In the main, though, there are too many stories that play with familiar ideas of time travel without extending those ideas or presenting anything new. "The Time Telephone" by Adam Roberts cobbles together three disparate ideas around the central theme of a telephone that allows us to speak to the future or the past, but it doesn't mold these ideas into a coherent whole. Others, "At Dorado" by Geoffrey A. Landis, "The House That Made the Sixteen Loops of Time" by Tamsyn Muir (a piece more notable for its title than its content), "Domine" by Rjurik Davidson, make almost no impression at all. Looking across the collection as a whole, it is in general the older stories by the more established writers, Landis, Gibson, Wells, Kuttner and Moore, Bradbury, Beerbohm, Sturgeon, Russell, that tend to be more radical, more innovative in their approach to time. Too many of the newer writers seem content to rest on the familiarity of time travel, and hence work minor variations on a theme rather than producing anything big enough and bold enough to make us sit up and take notice. This isn't invariably the case. In "Traveller's Rest", for instance, the underappreciated David I. Masson comes up with a stunning idea in which a soldier sent home from the front line finds that everything expands, time, space, even his name, the further he gets from the war; yet when, years later, he is recalled to battle he finds that only seconds have passed at the front.
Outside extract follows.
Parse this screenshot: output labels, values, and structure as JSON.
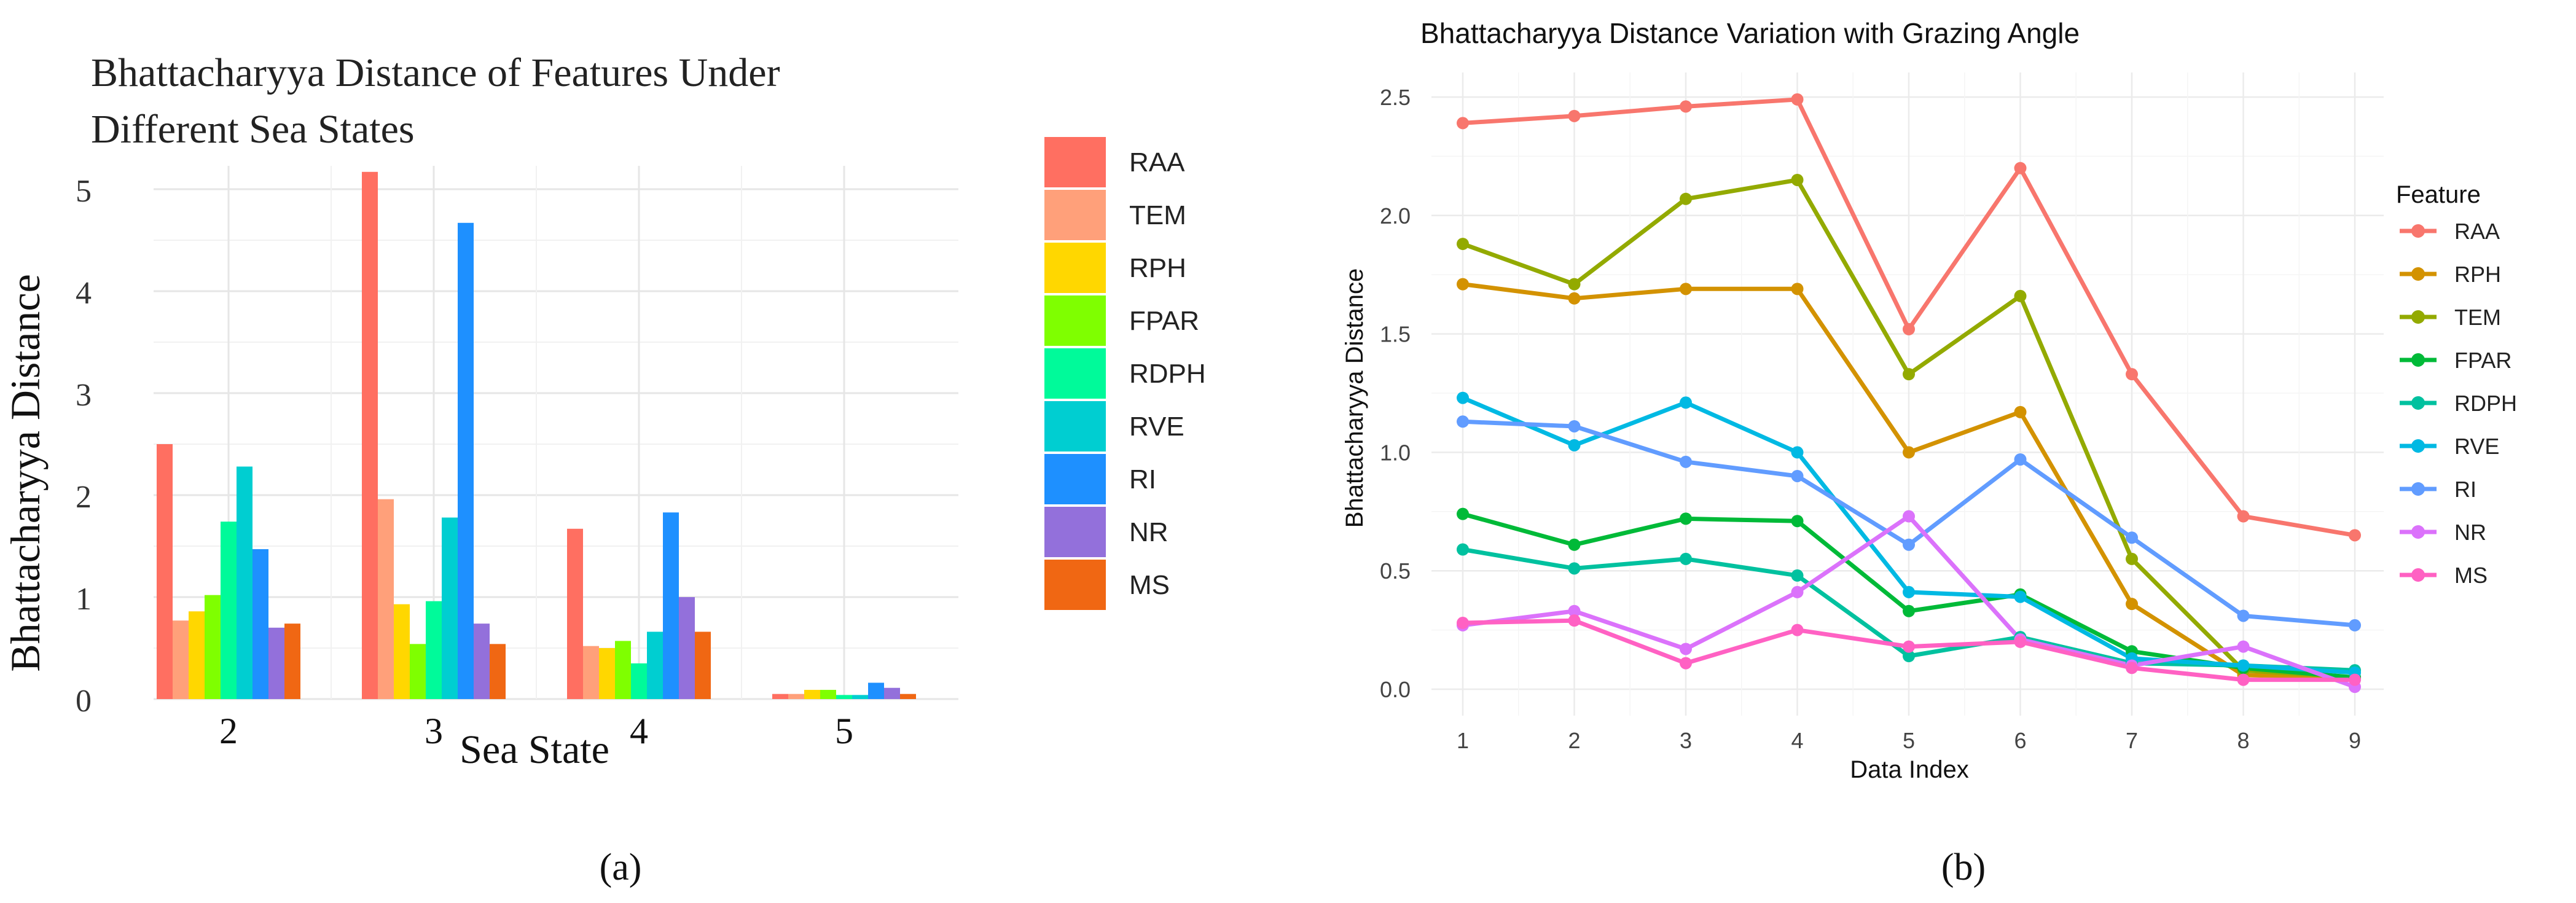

It is, as I say, a great idea, though I'm not convinced that the execution does it full justice. On the other hand Gene Wolfe, who is experienced enough to know better, comes up with one of the tiredest and least interesting stories in the book in "The Lost Pilgrim." In this story, a time traveler sent back to travel with the Pilgrim Fathers (though his memory of his own identity is so vague that even this is open to question) finds instead that he is traveling with Jason and the Argonauts. The problem is that Wolfe tells the story of Jason's voyage absolutely straight. As in the Latro novels, proper names are distorted so that Jason is disguised as "Eeasawn," but events don’t differ from the legend by one iota, and having the narrator lost in time doesn't color the events or add a revealing perspective in any way, shape, or form.
Time offers so many possibilities, so many variables, that it must be impossible to concoct a collection of time travel stories that is entirely bad. There are excellent stories scattered throughout this anthology, stories that can be read with pleasure time and again, stories that belong in the library of anyone with an interest in science fiction. But there are equally many mediocre stories, stories that do not reward the reader with the surprising shifts of perspective or breathtaking twists of understanding that we expect of the best time travel tales. There are too many stories content to tread water, to offer minor variations on a familiar theme rather than startling us by finding another way to turn time inside out. And in an anthology of this size, that is a disappointment. One thing is sure, we are still awaiting the definitive collection of time travel stories.
Paul Kincaid has received both the BSFA Non-Fiction Award and the Thomas D. Clareson Award. His latest collection of essays and reviews, Call and Response, is forthcoming from Beccon Publications.